En el alma de todo ser racional que ha logrado salvar las dificultades de una hora trascendental, se manifiesta el mismo fenómeno que observé en la alpaca descarriada de los Andes. Por encima de toda pasión odiosa se levanta en el fondo el sentimiento de la gratitud.
Yo la siento profunda, y la proclamo en voz alta ante vosotros.

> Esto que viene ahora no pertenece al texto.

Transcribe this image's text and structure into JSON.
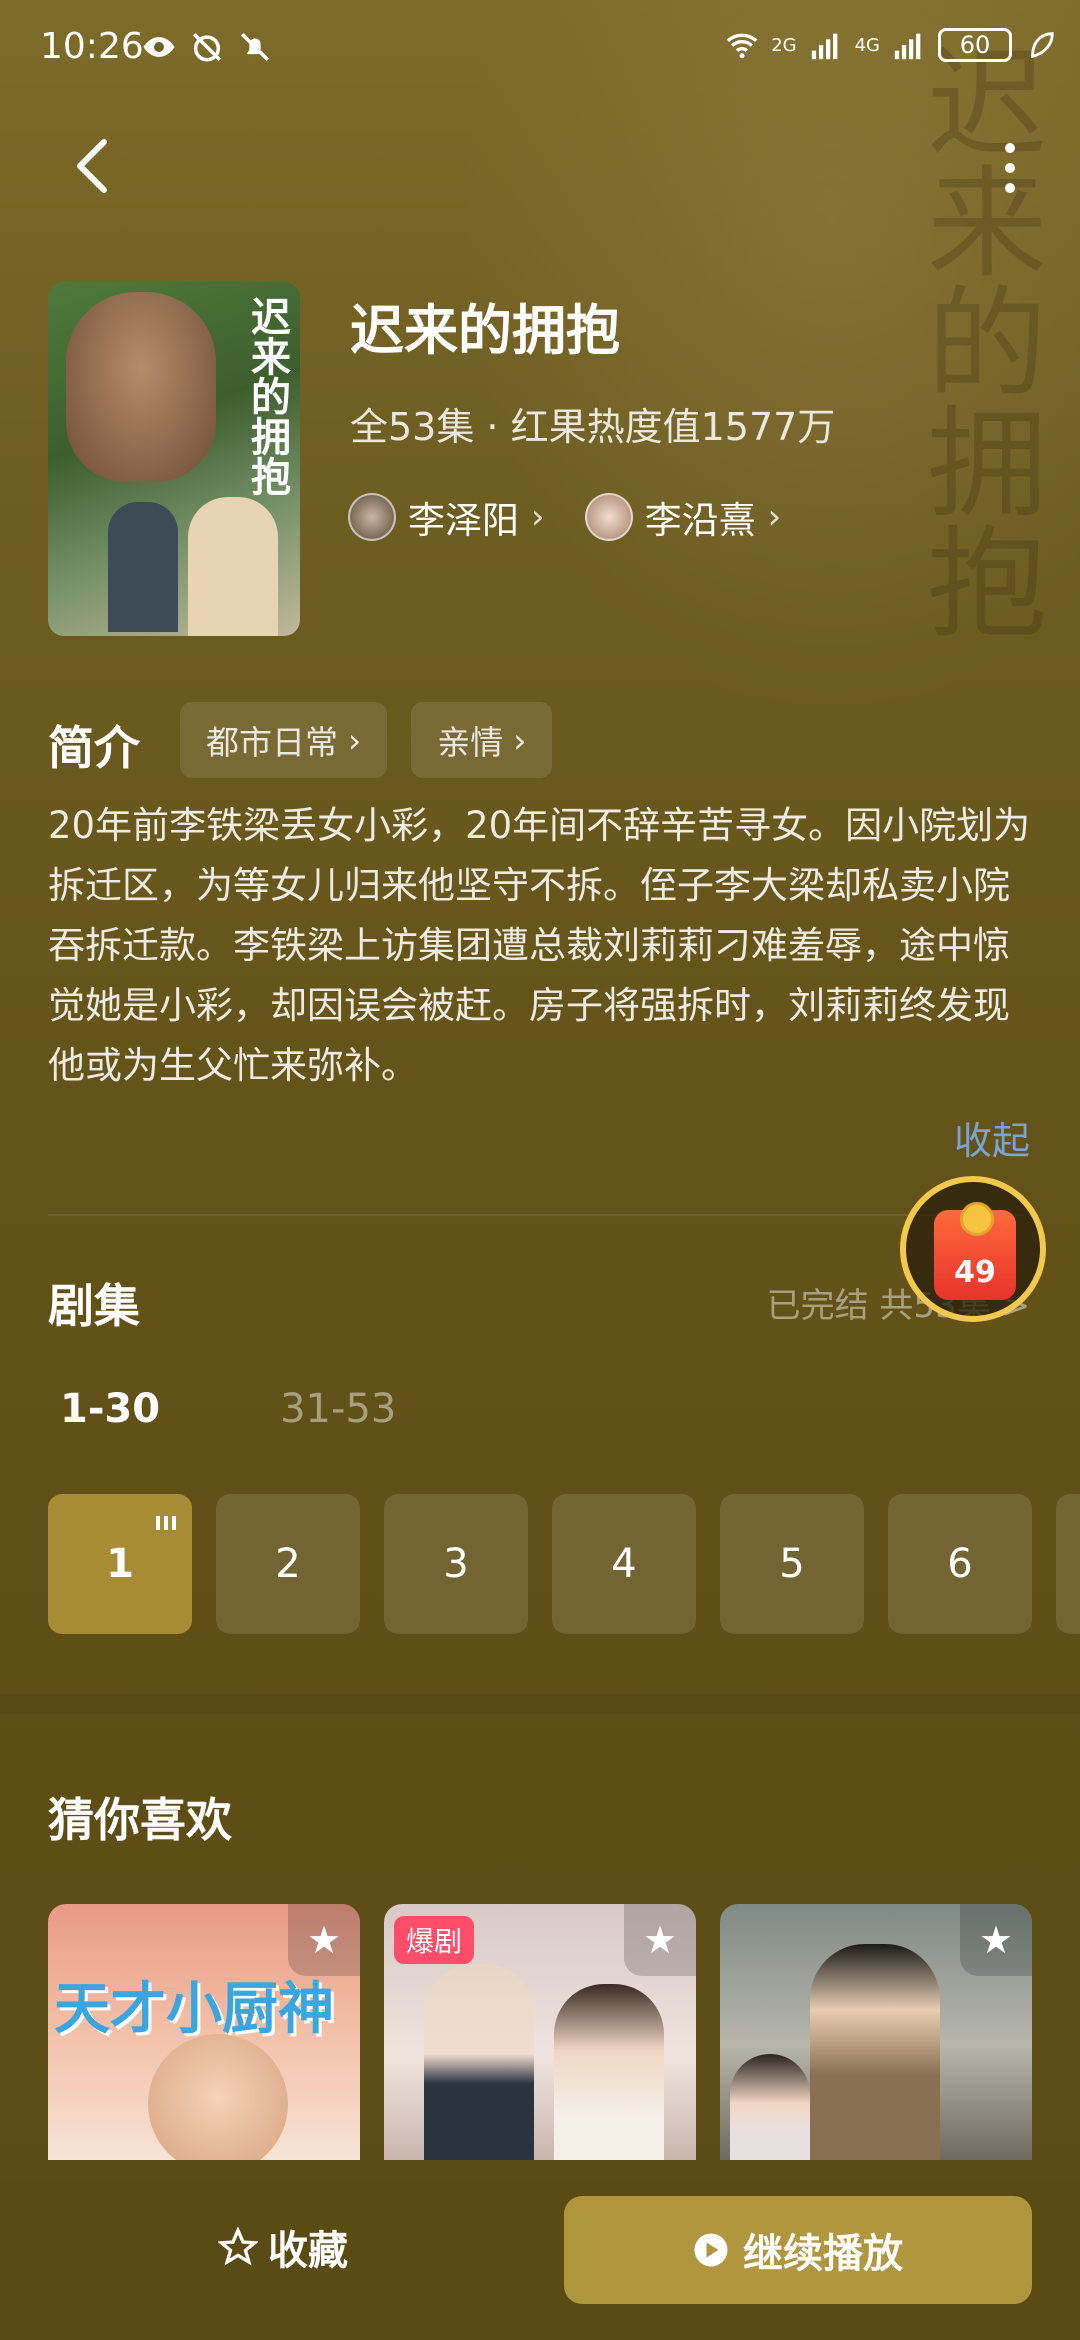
{
  "status_bar": {
    "time": "10:26",
    "network_left": "2G",
    "network_right": "4G",
    "battery": "60"
  },
  "drama": {
    "title": "迟来的拥抱",
    "meta": "全53集 · 红果热度值1577万",
    "poster_calligraphy": "迟来的拥抱",
    "actors": [
      {
        "name": "李泽阳"
      },
      {
        "name": "李沿熹"
      }
    ]
  },
  "intro": {
    "heading": "简介",
    "tags": [
      "都市日常",
      "亲情"
    ],
    "description": "20年前李铁梁丢女小彩，20年间不辞辛苦寻女。因小院划为拆迁区，为等女儿归来他坚守不拆。侄子李大梁却私卖小院吞拆迁款。李铁梁上访集团遭总裁刘莉莉刁难羞辱，途中惊觉她是小彩，却因误会被赶。房子将强拆时，刘莉莉终发现他或为生父忙来弥补。",
    "collapse_label": "收起"
  },
  "episodes": {
    "heading": "剧集",
    "status": "已完结 共53集 >",
    "ranges": [
      "1-30",
      "31-53"
    ],
    "active_range": 0,
    "items": [
      "1",
      "2",
      "3",
      "4",
      "5",
      "6"
    ],
    "current": "1"
  },
  "red_packet": {
    "count": "49"
  },
  "recommend": {
    "heading": "猜你喜欢",
    "cards": [
      {
        "cover_text": "天才小厨神",
        "badge": ""
      },
      {
        "cover_text": "",
        "badge": "爆剧"
      },
      {
        "cover_text": "",
        "badge": ""
      }
    ]
  },
  "bottom_bar": {
    "favorite_label": "收藏",
    "play_label": "继续播放"
  },
  "colors": {
    "accent": "#b0963f",
    "link": "#7aa3d6",
    "badge": "#ff4d6a"
  }
}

Todos, en el Gobierno de la nación, en el gobierno del municipio, en el gobierno de la familia, en el gobierno de la opinión, como legisladores, presidente y secretarios del Estado, como representantes de la comunidad municipal, como jefes e inspiradores del hogar, como guías de la opinión cotidiana, todos vosotros, así Los presentes como los distantes, así los que sostuvisteis como los que iniciasteis esta obra, así los que desde el primer momento descubristeis la intención redentora que ella conlleva como los que hayáis tardado en ver la pureza de sus designios, así los que hayáis podido calumniarla como los que la hayáis combatido por error o por sistema, así los claros enemigos de la obra como los oscuros enemigos del obrero, todos sois dignos de gratitud, porque habéis contribuido a un beneficio que la República estimará tanto más concienzudamente cuanto mayor número de generaciones, redimidas por este esfuerzo común de redención, vengan a darle cuenta de la causa fundamental de la serie de bienes que en lo porvenir sucederá a la maraña de males que en lo pasado la envolvían.

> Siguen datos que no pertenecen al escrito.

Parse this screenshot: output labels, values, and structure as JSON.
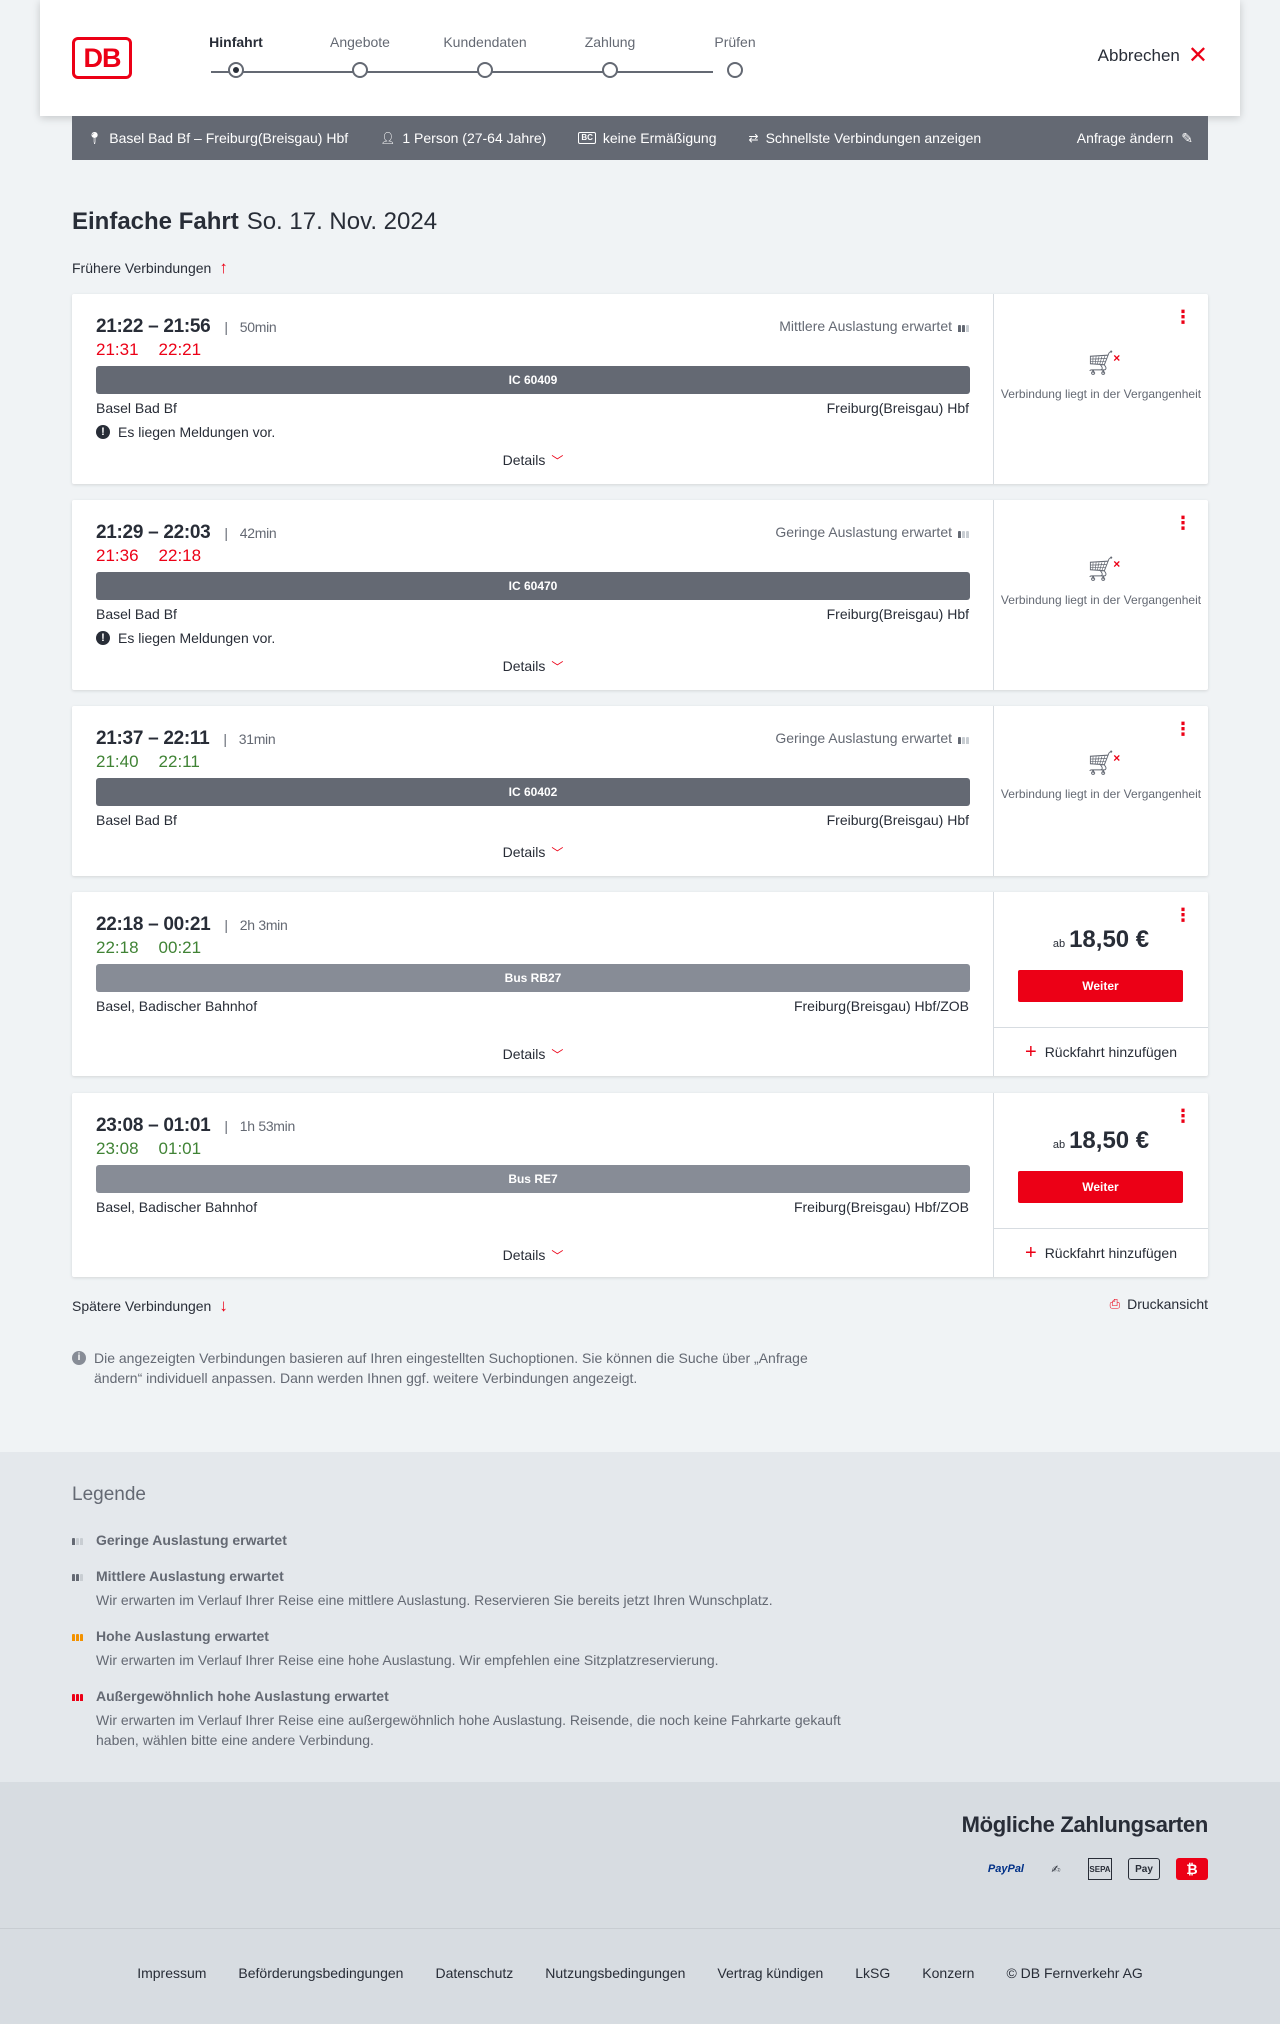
{
  "header": {
    "logo": "DB",
    "steps": [
      {
        "label": "Hinfahrt",
        "active": true
      },
      {
        "label": "Angebote",
        "active": false
      },
      {
        "label": "Kundendaten",
        "active": false
      },
      {
        "label": "Zahlung",
        "active": false
      },
      {
        "label": "Prüfen",
        "active": false
      }
    ],
    "cancel_label": "Abbrechen"
  },
  "search": {
    "route": "Basel Bad Bf – Freiburg(Breisgau) Hbf",
    "travellers": "1 Person (27-64 Jahre)",
    "discount_badge": "BC",
    "discount": "keine Ermäßigung",
    "option": "Schnellste Verbindungen anzeigen",
    "edit_label": "Anfrage ändern"
  },
  "heading": {
    "title": "Einfache Fahrt",
    "date": "So. 17. Nov. 2024"
  },
  "earlier_label": "Frühere Verbindungen",
  "later_label": "Spätere Verbindungen",
  "print_label": "Druckansicht",
  "connections": [
    {
      "times": "21:22 – 21:56",
      "duration": "50min",
      "rt_dep": "21:31",
      "rt_arr": "22:21",
      "rt_status": "late",
      "occupancy": "Mittlere Auslastung erwartet",
      "occupancy_level": 2,
      "train": "IC 60409",
      "mode": "train",
      "from": "Basel Bad Bf",
      "to": "Freiburg(Breisgau) Hbf",
      "message": "Es liegen Meldungen vor.",
      "details": "Details",
      "past": "Verbindung liegt in der Vergangenheit"
    },
    {
      "times": "21:29 – 22:03",
      "duration": "42min",
      "rt_dep": "21:36",
      "rt_arr": "22:18",
      "rt_status": "late",
      "occupancy": "Geringe Auslastung erwartet",
      "occupancy_level": 1,
      "train": "IC 60470",
      "mode": "train",
      "from": "Basel Bad Bf",
      "to": "Freiburg(Breisgau) Hbf",
      "message": "Es liegen Meldungen vor.",
      "details": "Details",
      "past": "Verbindung liegt in der Vergangenheit"
    },
    {
      "times": "21:37 – 22:11",
      "duration": "31min",
      "rt_dep": "21:40",
      "rt_arr": "22:11",
      "rt_status": "ok",
      "occupancy": "Geringe Auslastung erwartet",
      "occupancy_level": 1,
      "train": "IC 60402",
      "mode": "train",
      "from": "Basel Bad Bf",
      "to": "Freiburg(Breisgau) Hbf",
      "details": "Details",
      "past": "Verbindung liegt in der Vergangenheit"
    },
    {
      "times": "22:18 – 00:21",
      "duration": "2h 3min",
      "rt_dep": "22:18",
      "rt_arr": "00:21",
      "rt_status": "ok",
      "train": "Bus RB27",
      "mode": "bus",
      "from": "Basel, Badischer Bahnhof",
      "to": "Freiburg(Breisgau) Hbf/ZOB",
      "details": "Details",
      "price_prefix": "ab",
      "price": "18,50 €",
      "cta": "Weiter",
      "return_label": "Rückfahrt hinzufügen"
    },
    {
      "times": "23:08 – 01:01",
      "duration": "1h 53min",
      "rt_dep": "23:08",
      "rt_arr": "01:01",
      "rt_status": "ok",
      "train": "Bus RE7",
      "mode": "bus",
      "from": "Basel, Badischer Bahnhof",
      "to": "Freiburg(Breisgau) Hbf/ZOB",
      "details": "Details",
      "price_prefix": "ab",
      "price": "18,50 €",
      "cta": "Weiter",
      "return_label": "Rückfahrt hinzufügen"
    }
  ],
  "info_text": "Die angezeigten Verbindungen basieren auf Ihren eingestellten Suchoptionen. Sie können die Suche über „Anfrage ändern“ individuell anpassen. Dann werden Ihnen ggf. weitere Verbindungen angezeigt.",
  "legend": {
    "title": "Legende",
    "items": [
      {
        "title": "Geringe Auslastung erwartet",
        "desc": "",
        "level": 1,
        "color": "#646973"
      },
      {
        "title": "Mittlere Auslastung erwartet",
        "desc": "Wir erwarten im Verlauf Ihrer Reise eine mittlere Auslastung. Reservieren Sie bereits jetzt Ihren Wunschplatz.",
        "level": 2,
        "color": "#646973"
      },
      {
        "title": "Hohe Auslastung erwartet",
        "desc": "Wir erwarten im Verlauf Ihrer Reise eine hohe Auslastung. Wir empfehlen eine Sitzplatzreservierung.",
        "level": 3,
        "color": "#f39200"
      },
      {
        "title": "Außergewöhnlich hohe Auslastung erwartet",
        "desc": "Wir erwarten im Verlauf Ihrer Reise eine außergewöhnlich hohe Auslastung. Reisende, die noch keine Fahrkarte gekauft haben, wählen bitte eine andere Verbindung.",
        "level": 4,
        "color": "#ec0016"
      }
    ]
  },
  "payment": {
    "title": "Mögliche Zahlungsarten",
    "paypal": "PayPal",
    "sepa": "SEPA",
    "applepay": "Pay"
  },
  "footer": {
    "links": [
      "Impressum",
      "Beförderungsbedingungen",
      "Datenschutz",
      "Nutzungsbedingungen",
      "Vertrag kündigen",
      "LkSG",
      "Konzern",
      "© DB Fernverkehr AG"
    ]
  },
  "colors": {
    "brand": "#ec0016",
    "late": "#ec0016",
    "ontime": "#408335",
    "bar": "#646973"
  }
}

Todos habéis contribuido a esta obra, los unos excitando con vuestra simpatía las pasiones generosas del amigo, los otros estimulando, en el que inútilmente quisisteis considerar como enemigo, las reacciones sublimes que el odio injusto promueve en las almas poseídas de la verdad y de la justicia.
Factores del bien como habéis sido todos, acaso deseáis que se le exponga, tal cual es, a los ojos atentos de la República; y ese deseo es el que va este discurso a complacer.
Harto lo sabéis, señores: todas las revoluciones se habían intentado en la República, menos la única que podía devolverle la salud. Estaba muriéndose de falta de razón en sus propósitos, de falta de conciencia en su conducta, y no se le había ocurrido restablecer su conciencia y su razón. Los patriotas por excelencia que habían querido completar con la restauración de los estudios la restauración de los derechos de la patria, en vano habían dictado reglamentos, establecido cátedras, favorecido el desarrollo intelectual de la juventud y hasta formado jóvenes que hoy son esperanzas realizadas de la patria: o sus beneméritos esfuerzos se anulaban en la confusión de las pasiones anárquicas, o la falta de un orden y sistema impedía que fructificara por completo su trabajo venerando.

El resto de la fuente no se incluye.